If $X$ is Hausdorff and compact, then it is also locally compact, so the Hausdorff neighborhoods must all be proper subsets of $X$.
Does anyone have an idea?
Best Answer
Here’s a counterexample to the conjecture.
Let $Y=\Bbb N\times\Bbb N$, let $p$ and $q$ be distinct points not in $Y$, and let $X=Y\cup\{p,q\}$. Points in $Y$ are isolated. For each $k\in\Bbb N$ the set
$$B_p(k)=\{p\}\cup\left\{\langle m,n\rangle\in Y:n\ge k\right\}$$
is a basic open nbhd of $p$. For each $k\in\Bbb N$ the set
$$B_q(k)=\{q\}\cup\left\{\langle m,n\rangle\in Y:m\ge k\right\}$$
is a basic open nbhd of $q$. For convenience, for $n\in\Bbb N$ let $S_n=\{n\}\times\Bbb N$.

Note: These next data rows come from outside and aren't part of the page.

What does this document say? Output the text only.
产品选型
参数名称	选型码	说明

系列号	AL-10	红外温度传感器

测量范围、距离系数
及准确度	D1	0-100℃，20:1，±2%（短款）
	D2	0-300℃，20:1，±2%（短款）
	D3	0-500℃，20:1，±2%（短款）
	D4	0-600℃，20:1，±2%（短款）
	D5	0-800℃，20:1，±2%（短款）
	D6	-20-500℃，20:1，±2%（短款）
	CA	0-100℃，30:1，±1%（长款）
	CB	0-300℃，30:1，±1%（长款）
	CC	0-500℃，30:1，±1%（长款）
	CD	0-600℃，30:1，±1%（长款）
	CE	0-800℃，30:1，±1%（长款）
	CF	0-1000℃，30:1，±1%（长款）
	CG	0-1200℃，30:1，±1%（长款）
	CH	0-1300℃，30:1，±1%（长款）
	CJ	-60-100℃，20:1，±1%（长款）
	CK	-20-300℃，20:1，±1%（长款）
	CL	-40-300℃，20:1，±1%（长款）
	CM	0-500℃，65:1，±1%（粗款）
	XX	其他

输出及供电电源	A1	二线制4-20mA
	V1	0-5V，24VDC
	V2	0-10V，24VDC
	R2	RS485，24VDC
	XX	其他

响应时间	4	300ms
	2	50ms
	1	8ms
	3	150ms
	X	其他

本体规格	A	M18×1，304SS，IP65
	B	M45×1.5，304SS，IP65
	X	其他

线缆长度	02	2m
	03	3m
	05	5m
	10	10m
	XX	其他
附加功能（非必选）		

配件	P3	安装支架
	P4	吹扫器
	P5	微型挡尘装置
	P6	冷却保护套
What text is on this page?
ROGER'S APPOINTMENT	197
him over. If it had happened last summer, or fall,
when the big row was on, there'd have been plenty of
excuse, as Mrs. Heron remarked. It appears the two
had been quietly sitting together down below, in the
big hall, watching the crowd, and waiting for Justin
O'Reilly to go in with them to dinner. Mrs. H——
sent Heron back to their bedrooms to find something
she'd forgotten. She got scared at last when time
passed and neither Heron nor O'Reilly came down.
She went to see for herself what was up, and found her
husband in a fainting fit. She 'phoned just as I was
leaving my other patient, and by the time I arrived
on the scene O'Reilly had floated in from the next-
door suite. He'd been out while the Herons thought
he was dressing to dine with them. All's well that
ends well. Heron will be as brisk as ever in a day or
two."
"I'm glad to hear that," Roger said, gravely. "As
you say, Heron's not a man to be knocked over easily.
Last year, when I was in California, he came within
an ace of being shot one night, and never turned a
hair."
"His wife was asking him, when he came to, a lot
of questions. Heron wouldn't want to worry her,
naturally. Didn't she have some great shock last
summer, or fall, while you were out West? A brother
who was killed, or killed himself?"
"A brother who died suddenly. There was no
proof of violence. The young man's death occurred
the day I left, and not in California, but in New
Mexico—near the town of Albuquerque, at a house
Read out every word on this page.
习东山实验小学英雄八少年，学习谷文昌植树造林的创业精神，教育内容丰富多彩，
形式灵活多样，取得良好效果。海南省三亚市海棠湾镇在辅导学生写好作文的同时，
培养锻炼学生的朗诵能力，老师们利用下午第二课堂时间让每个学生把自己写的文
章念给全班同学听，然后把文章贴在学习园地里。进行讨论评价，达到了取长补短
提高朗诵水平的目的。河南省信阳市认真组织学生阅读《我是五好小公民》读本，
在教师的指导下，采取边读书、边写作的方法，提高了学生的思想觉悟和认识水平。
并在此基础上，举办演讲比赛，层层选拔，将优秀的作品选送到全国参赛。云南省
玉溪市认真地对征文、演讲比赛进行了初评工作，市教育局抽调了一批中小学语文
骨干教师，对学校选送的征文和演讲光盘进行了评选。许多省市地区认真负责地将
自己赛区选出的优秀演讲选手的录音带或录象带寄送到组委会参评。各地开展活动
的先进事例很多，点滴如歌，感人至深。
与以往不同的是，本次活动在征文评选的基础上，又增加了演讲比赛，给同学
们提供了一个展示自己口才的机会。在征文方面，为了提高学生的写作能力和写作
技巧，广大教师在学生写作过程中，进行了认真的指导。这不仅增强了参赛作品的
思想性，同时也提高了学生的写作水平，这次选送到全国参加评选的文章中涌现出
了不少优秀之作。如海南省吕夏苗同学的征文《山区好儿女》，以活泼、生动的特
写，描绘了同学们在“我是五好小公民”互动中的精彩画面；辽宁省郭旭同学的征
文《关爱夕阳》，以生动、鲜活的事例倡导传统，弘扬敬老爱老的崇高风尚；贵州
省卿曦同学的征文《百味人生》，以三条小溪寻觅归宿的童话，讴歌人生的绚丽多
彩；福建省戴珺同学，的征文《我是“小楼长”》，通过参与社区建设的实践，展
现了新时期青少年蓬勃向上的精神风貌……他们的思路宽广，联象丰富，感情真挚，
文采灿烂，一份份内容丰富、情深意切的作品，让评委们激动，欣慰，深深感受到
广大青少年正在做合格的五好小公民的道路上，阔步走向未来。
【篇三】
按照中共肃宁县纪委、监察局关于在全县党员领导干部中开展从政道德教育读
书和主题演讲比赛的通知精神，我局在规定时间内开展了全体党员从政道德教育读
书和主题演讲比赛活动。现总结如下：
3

Each open nbhd of $p$ contains all but finitely many points of each $S_n$, and each open nbhd of $q$ contains all but finitely many of the sets $S_n$. Thus, every open set containing both $p$ and $q$ contains all but finitely many points of $Y$, and $X$ is compact. $Y$ is Hausdorff, as are the sets $B_p(k)$ and $B_q(k)$, so $X$ is locally Hausdorff. However, none of the sets $B_p(k)$ contains a compact nbhd of $p$, so $X$ is not locally compact. (Similarly, $X$ fails to be locally compact at $q$.)